A self-driving shuttle will ferry around 100 people in Greenwich, London along a short route on a public cycle and pedestrian path over the next three weeks, in a trial using Oxbotica’s driverless vehicle technology. The goal, according to Oxbotica, is to show average people that they can safely share space with autonomous cars, helping dissuade any perception of threat and generally improve comfort levels ahead of a planned wider launch with regular service available tot he public.
Oxbotica already kicked off self-driving car trials on UK streets in Milton Keynes late last year. The shuttle it’s using for this test is a very different vehicle, with room for four passengers and a much slower top speed, which suits its route along the Olympian Way path near O2 arena. Its design is focused on providing safe transport in an environment where it has to contend regularly with pedestrians crossing its path, and it’s 328 foot forward vision system is designed to help it come to a steady, comfortable stop whenever it sees something interrupting its path.
Part of Oxbotica’s goal with this limited trial is also to find out how passengers onboard the shuttle react to the experience of being transported by a computer-driver system.

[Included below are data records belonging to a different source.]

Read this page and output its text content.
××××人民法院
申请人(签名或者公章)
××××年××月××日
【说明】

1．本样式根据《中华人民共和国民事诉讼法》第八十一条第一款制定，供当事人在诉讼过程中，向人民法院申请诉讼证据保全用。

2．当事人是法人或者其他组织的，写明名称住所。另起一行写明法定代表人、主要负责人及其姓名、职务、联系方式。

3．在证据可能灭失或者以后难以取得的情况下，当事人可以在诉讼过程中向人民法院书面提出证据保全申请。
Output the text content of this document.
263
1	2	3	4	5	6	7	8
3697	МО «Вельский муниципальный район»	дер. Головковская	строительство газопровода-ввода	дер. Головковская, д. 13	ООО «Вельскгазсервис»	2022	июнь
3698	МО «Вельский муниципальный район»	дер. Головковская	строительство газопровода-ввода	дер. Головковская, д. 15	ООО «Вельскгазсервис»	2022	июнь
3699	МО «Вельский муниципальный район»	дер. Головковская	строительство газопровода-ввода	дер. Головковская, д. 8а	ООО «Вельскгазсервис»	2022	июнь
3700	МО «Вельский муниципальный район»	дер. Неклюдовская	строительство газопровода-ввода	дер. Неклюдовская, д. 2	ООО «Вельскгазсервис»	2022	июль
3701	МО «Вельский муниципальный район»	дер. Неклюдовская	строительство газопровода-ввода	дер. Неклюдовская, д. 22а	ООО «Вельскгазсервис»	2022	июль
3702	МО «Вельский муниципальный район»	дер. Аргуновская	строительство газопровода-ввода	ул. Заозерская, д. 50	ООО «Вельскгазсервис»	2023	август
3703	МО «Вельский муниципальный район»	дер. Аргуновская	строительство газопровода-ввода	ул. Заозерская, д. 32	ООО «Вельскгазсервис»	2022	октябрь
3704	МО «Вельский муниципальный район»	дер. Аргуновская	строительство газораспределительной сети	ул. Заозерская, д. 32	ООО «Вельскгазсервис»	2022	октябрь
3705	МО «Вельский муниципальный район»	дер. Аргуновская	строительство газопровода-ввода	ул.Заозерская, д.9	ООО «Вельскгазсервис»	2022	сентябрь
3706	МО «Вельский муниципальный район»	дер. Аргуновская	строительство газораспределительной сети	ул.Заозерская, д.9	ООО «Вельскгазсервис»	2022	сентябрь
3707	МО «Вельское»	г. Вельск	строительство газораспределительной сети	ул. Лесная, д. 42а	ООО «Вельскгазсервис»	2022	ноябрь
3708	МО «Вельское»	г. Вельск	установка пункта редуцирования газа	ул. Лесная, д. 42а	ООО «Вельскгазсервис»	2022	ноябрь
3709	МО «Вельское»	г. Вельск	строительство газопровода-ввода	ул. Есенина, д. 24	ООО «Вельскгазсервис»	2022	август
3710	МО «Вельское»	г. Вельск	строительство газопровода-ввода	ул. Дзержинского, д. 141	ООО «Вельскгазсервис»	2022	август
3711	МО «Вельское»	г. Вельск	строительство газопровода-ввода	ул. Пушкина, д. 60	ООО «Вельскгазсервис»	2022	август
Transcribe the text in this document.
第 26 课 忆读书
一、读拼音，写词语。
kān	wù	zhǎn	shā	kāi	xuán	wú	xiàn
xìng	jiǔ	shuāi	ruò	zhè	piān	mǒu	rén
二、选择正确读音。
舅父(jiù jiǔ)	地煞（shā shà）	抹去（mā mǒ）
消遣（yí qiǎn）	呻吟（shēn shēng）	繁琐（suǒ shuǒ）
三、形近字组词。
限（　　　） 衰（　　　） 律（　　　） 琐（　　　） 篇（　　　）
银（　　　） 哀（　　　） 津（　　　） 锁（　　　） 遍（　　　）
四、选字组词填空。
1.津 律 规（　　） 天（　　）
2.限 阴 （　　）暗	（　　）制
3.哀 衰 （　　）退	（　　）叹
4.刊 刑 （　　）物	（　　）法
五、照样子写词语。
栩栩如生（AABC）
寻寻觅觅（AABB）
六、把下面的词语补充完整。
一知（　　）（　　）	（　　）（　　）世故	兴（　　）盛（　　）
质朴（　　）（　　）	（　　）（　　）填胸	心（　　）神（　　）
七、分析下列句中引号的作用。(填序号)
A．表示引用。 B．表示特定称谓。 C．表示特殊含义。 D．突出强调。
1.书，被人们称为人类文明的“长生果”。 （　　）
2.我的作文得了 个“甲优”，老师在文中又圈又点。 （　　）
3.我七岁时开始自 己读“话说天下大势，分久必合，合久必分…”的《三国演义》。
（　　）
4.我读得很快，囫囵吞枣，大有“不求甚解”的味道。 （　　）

That could help inform design aspects of the rider experience, including driving practices and interior design. Ultimately, the goal is to begin a more comprehensive trial by 2019 in Greenwich, with the aim of rolling it out beyond to other locales further down the road.
Shuttles are low-hanging fruit for autonomous vehicle tech: routes are regular and relatively predictable, and speed isn’t necessarily a high-value target. This trial has interesting implications in terms of how closely it shares space with passengers and cyclists, a key area of concern for autonomous tech overall.